1. FC Heidenheim – SV Darmstadt 98 1:0

FCH: Müller, Busch (48. Multhaup), Mainka, Theuerkauf, Beermann, Griesbeck, Kerschbaumer, Dorsch, Schnatterer (76. Schimmer), Leipertz, Kleindienst (89. Hüsing)

SVD: Stritzel, Herrmann, Dumic, Höhn, Holland, Paik (78. Ozegovic), Palsson (68. Stark), Schnellhardt, Heller (63. Mehlem), Skarke, Dursun 

Tor: Leipertz 59.

Zuschauer: 10800 

Für die siebte Saisonprüfung vertraute 98-Coach Dimi Grammozis weitgehend der „FCN-Startelf“. Die einzige Änderung war Victor Palsson für Marvin Mehlem – also eine zumindest auf dem Papier etwas defensivere Variante. 

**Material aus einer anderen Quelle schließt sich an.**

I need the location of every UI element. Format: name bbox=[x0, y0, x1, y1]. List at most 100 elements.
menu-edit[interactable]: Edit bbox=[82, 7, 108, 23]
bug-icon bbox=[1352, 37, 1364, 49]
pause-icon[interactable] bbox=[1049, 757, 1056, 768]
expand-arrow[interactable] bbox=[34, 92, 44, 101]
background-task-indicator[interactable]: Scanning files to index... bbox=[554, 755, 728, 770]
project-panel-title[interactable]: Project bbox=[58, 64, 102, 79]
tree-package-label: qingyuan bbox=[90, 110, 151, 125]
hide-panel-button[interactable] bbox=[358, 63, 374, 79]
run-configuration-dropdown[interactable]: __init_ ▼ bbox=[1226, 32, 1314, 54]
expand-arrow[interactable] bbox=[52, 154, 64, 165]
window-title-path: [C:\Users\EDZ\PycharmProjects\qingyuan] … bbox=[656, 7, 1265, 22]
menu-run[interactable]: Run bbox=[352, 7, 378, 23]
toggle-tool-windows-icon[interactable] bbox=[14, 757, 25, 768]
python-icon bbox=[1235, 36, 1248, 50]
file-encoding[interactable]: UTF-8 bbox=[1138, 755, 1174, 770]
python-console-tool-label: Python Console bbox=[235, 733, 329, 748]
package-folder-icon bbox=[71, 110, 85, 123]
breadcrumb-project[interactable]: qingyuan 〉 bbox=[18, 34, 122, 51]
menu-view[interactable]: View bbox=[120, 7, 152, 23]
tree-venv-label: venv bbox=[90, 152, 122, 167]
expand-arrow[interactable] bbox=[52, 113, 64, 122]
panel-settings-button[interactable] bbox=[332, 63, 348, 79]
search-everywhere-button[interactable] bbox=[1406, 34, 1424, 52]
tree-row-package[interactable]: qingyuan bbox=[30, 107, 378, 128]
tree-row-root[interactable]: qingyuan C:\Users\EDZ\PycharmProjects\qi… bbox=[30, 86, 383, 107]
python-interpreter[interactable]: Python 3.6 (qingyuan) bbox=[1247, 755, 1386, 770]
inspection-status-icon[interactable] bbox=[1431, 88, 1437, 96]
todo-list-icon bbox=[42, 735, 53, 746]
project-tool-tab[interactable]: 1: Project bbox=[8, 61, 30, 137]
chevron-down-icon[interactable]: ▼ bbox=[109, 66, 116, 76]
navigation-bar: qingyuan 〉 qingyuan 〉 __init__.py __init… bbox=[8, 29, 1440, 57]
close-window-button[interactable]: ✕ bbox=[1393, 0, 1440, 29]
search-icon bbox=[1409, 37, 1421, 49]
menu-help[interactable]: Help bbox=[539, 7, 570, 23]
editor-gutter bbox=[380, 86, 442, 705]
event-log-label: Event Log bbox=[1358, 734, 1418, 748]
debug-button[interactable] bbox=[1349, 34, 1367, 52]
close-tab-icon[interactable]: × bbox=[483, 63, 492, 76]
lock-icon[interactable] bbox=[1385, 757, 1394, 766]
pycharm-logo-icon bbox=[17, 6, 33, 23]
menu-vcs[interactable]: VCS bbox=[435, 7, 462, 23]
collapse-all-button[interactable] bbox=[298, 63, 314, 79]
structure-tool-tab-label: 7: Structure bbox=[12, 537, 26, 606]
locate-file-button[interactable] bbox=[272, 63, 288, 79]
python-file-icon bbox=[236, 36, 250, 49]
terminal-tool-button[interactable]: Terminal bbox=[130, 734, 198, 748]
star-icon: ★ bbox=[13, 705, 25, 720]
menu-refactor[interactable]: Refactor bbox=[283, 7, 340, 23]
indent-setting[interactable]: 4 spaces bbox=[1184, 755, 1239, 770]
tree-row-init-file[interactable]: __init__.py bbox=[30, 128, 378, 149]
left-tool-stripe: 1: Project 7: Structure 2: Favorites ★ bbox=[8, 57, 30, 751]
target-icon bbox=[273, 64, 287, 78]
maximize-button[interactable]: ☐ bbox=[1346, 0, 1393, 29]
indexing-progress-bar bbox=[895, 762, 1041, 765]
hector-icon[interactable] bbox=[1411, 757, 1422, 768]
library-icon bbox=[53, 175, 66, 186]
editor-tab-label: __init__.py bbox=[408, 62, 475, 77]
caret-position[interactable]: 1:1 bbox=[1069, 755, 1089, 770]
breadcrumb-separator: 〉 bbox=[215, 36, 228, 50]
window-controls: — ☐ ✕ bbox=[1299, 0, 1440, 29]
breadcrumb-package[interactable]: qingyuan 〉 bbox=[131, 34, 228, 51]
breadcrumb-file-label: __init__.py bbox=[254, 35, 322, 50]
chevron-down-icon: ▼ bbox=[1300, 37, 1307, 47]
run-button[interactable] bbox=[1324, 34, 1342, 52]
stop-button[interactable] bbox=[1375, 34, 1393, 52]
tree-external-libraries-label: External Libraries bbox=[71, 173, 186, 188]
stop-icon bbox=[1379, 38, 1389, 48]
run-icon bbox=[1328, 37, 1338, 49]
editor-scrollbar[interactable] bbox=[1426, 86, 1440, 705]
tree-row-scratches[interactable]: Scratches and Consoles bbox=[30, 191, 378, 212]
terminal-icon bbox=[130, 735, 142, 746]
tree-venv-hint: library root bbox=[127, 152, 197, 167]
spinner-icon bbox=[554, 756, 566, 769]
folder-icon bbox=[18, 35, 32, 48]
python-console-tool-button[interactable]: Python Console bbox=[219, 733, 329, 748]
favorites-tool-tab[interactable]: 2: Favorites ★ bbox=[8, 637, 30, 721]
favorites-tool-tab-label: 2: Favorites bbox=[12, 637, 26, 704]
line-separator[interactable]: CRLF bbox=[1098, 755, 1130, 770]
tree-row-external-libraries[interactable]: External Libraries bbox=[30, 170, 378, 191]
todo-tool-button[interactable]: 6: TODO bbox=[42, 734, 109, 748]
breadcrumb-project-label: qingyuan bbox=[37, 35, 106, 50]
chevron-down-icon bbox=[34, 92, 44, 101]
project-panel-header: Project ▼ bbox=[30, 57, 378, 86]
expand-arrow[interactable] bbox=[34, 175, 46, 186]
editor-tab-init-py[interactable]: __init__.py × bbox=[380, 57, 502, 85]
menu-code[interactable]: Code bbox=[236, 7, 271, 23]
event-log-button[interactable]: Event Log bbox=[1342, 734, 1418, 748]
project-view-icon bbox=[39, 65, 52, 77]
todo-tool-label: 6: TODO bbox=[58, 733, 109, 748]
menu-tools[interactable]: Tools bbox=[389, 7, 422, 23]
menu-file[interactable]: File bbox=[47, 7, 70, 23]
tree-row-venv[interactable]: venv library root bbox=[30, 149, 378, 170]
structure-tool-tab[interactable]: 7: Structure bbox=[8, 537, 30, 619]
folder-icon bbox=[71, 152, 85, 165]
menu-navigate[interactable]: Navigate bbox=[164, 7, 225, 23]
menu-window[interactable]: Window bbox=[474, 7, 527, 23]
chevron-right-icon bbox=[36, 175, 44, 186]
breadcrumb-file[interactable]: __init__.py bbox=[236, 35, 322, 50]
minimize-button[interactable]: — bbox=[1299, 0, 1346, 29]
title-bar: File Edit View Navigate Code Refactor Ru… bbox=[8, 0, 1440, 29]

In der ersten Hälfte war der Vergleich FCH vs. SVD – beschreiben wir es wohlwollend – von gegenseitigem Respekt geprägt. Beide Seiten scheuten das Offensivrisiko und waren in erster Linie auf Torsicherung bedacht. Der SV98 erarbeitete sich zwar Mitte bis Ende der Halbzeit mehr Spielanteile, aber bis auf einen vom FCH-Keeper parierten Schuss des Ex-Heidenheimers Skarke brandete kaum Gefahr für den gastgebenden Kasten auf.

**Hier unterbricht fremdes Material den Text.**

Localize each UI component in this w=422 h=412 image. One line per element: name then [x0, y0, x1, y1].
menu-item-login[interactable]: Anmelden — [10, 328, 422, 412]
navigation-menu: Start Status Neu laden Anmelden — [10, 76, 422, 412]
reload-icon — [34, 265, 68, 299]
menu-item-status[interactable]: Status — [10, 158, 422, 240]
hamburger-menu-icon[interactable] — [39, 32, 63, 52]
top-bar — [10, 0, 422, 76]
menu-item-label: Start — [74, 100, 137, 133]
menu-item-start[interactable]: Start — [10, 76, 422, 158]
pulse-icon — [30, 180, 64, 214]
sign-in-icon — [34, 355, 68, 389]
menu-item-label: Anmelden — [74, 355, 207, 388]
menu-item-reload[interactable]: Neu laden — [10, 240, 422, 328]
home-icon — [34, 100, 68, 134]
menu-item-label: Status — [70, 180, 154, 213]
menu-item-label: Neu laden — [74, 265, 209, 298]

Nach dem Seitenwechsel sahen die 10800 Zuschauer ein ähnliches Bild. Das „Golden Goal“ dieser Begegnung fiel dann praktisch „aus heiterem Himmel“ in der Abenddämmerung. Leipertz schlenzte die Kugel eher zufällig ins Eck. Höchstwahrscheinlich hatte er eine andere Ballverwertung als seine das Match entscheidende Außenristvollstreckung geplant.

Daraufhin mussten die Lilien ihre Mühlen öffnen und forschten nach dem Ausgleich. Es gab auch zwei, drei gute Chancen zu vermelden, aber im Abschluss mangelte es an der finalen Konsequenz. Auch die während der Endphase herausgeholte Brechstange half nicht mehr. „Joker“ Ozegovic hatte zweimal das 1:1 auf dem Schlappen, aber einmal fehlte das Glück (fulminanter Knaller an die Latte) und kurz darauf rettete Goalie Müller seinen Farben den knappen Vorsprung.

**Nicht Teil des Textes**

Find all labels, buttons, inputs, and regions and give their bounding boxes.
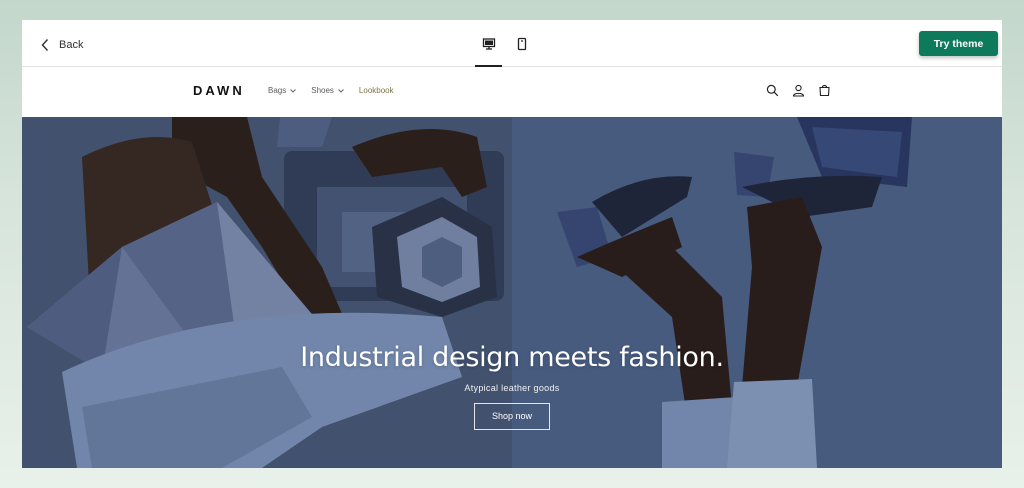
mobile-view-button[interactable] <box>508 20 535 67</box>
back-label: Back <box>59 39 84 51</box>
preview-toolbar: Back Try theme <box>22 20 1002 67</box>
shop-now-button[interactable]: Shop now <box>474 403 550 430</box>
nav-item-label: Lookbook <box>358 86 394 95</box>
try-theme-button[interactable]: Try theme <box>919 31 998 56</box>
device-switcher <box>475 20 541 67</box>
hero-content: Industrial design meets fashion. Atypica… <box>22 342 1002 430</box>
account-button[interactable] <box>791 82 805 98</box>
mobile-icon <box>517 37 526 50</box>
chevron-down-icon <box>338 88 344 93</box>
chevron-down-icon <box>290 88 297 93</box>
nav-item-label: Shoes <box>311 86 334 95</box>
theme-preview-frame: Back Try theme DAWN Bags Shoes Lookbook … <box>22 20 1002 468</box>
header-actions <box>765 82 831 98</box>
search-icon <box>766 84 778 96</box>
nav-item-shoes[interactable]: Shoes <box>311 86 344 95</box>
hero-subtitle: Atypical leather goods <box>464 383 560 393</box>
account-icon <box>792 84 804 97</box>
nav-item-label: Bags <box>268 86 287 95</box>
search-button[interactable] <box>765 82 779 98</box>
store-logo[interactable]: DAWN <box>193 83 245 98</box>
hero-banner: Industrial design meets fashion. Atypica… <box>22 117 1002 468</box>
desktop-icon <box>482 37 495 50</box>
nav-item-lookbook[interactable]: Lookbook <box>359 86 394 95</box>
store-header: DAWN Bags Shoes Lookbook <box>22 67 1002 117</box>
nav-item-bags[interactable]: Bags <box>268 86 297 95</box>
hero-title: Industrial design meets fashion. <box>300 342 724 373</box>
cart-button[interactable] <box>817 82 831 98</box>
main-nav: Bags Shoes Lookbook <box>268 86 394 95</box>
desktop-view-button[interactable] <box>475 20 502 67</box>
chevron-left-icon <box>41 39 49 51</box>
back-button[interactable]: Back <box>40 36 83 54</box>
cart-icon <box>818 84 830 96</box>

So blieb es beim aus Gästesicht ergebnistechnisch enttäuschenden 0:1, weshalb der SV98 mit nur sechs Zählern aus den ersten sieben Saisonbegegnungen selbstredend nicht zufrieden sein kann und fortan im abstiegsgefährdeten Tabellenareal feststeckt. Die nächste Möglichkeit für einen Befreiungsschlag bietet sich den Lilien am Samstag (28.09.) im „blau-weißen Kellerduell“ beim VfL Bochum.